Oh my this is a pleasant surprise! The parchment feel of the main coloring is textured very nicely, and the simplicity you've managed to achieve really lets this piece breathe. Easy to read and not cluttered what-so-ever, and the shields & flags are a wonderful touch. All around great looking map, awesome job, Janden, repped!

----------


## Domino44

I agree with Adfor, it has a very nice feel. It's well labeled, clean, and has a nice unique style. Well done!

----------


## Kellerica

I agree with the others, this looks great. I like the colors used here, and the shape of the continent is well done. 

The rivers are breaking all the rules, though. I'm not certain if this map is entirely your own design or not, as I have no idea if Everwind is an existing series or your creation, but if you can change them, I would. There is a very useful thread here on the Guild that will give you a breakdown of the subject.

----------


## Janden

> I agree with the others, this looks great. I like the colors used here, and the shape of the continent is well done. 
> 
> The rivers are breaking all the rules, though. I'm not certain if this map is entirely your own design or not, as I have no idea if Everwind is an existing series or your creation, but if you can change them, I would. There is a very useful thread here on the Guild that will give you a breakdown of the subject.

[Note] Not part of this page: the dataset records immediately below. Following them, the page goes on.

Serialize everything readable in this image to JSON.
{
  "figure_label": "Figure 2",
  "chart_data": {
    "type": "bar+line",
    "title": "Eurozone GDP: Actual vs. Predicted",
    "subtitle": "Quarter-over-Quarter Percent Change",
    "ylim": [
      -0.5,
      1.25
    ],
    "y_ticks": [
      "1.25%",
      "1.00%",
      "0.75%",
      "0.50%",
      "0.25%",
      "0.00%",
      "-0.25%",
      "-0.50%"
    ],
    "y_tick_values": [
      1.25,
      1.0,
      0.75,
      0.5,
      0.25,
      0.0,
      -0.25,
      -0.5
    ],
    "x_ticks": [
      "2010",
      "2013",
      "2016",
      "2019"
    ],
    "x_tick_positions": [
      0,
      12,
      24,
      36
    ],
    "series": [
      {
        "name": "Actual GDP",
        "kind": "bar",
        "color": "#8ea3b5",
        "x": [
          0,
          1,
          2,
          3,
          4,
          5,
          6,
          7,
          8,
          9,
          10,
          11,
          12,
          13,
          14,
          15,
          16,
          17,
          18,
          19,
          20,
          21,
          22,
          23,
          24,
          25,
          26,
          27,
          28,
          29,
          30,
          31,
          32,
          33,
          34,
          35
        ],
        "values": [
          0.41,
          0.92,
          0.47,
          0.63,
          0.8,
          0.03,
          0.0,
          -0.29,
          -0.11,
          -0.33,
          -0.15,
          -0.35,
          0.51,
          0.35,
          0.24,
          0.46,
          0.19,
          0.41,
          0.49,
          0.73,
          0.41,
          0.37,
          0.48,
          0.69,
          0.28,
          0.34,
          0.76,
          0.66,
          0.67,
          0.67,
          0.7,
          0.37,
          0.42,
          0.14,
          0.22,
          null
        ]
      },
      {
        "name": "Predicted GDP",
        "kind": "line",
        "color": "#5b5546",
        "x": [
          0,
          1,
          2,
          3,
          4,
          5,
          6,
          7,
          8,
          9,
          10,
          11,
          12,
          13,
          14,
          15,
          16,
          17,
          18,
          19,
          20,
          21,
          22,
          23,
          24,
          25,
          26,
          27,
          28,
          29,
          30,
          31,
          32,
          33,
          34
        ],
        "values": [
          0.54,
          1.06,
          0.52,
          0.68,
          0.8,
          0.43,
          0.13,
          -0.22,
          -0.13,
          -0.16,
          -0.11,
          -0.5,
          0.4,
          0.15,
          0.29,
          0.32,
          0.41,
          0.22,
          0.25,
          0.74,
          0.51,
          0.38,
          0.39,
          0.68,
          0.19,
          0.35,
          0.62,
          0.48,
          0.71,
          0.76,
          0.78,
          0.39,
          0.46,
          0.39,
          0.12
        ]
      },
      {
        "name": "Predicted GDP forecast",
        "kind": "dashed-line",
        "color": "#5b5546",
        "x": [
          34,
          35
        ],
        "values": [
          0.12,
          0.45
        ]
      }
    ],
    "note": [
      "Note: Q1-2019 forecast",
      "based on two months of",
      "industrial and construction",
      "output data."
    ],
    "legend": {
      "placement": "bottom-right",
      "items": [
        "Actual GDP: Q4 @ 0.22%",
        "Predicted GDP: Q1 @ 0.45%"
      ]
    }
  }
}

Yes, I'm aware after I did them. I put them backwards. Not too hard to fix I suppose. The trick I did was to take pictures of lightning and raise the threshold, invert the colors so that only the lightning remains. It makes a pretty awesome river.

----------


## Kellerica

I've used lightning as a river inspiration as well. They really do give you pretty great shapes.

----------


## Adfor

> I agree with the others, this looks great. I like the colors used here, and the shape of the continent is well done. 
> 
> The rivers are breaking all the rules, though. I'm not certain if this map is entirely your own design or not, as I have no idea if Everwind is an existing series or your creation, but if you can change them, I would. There is a very useful thread here on the Guild that will give you a breakdown of the subject.


I didn't even take notice! Looks like I've got a lot of training to do before joining the river police squad..

----------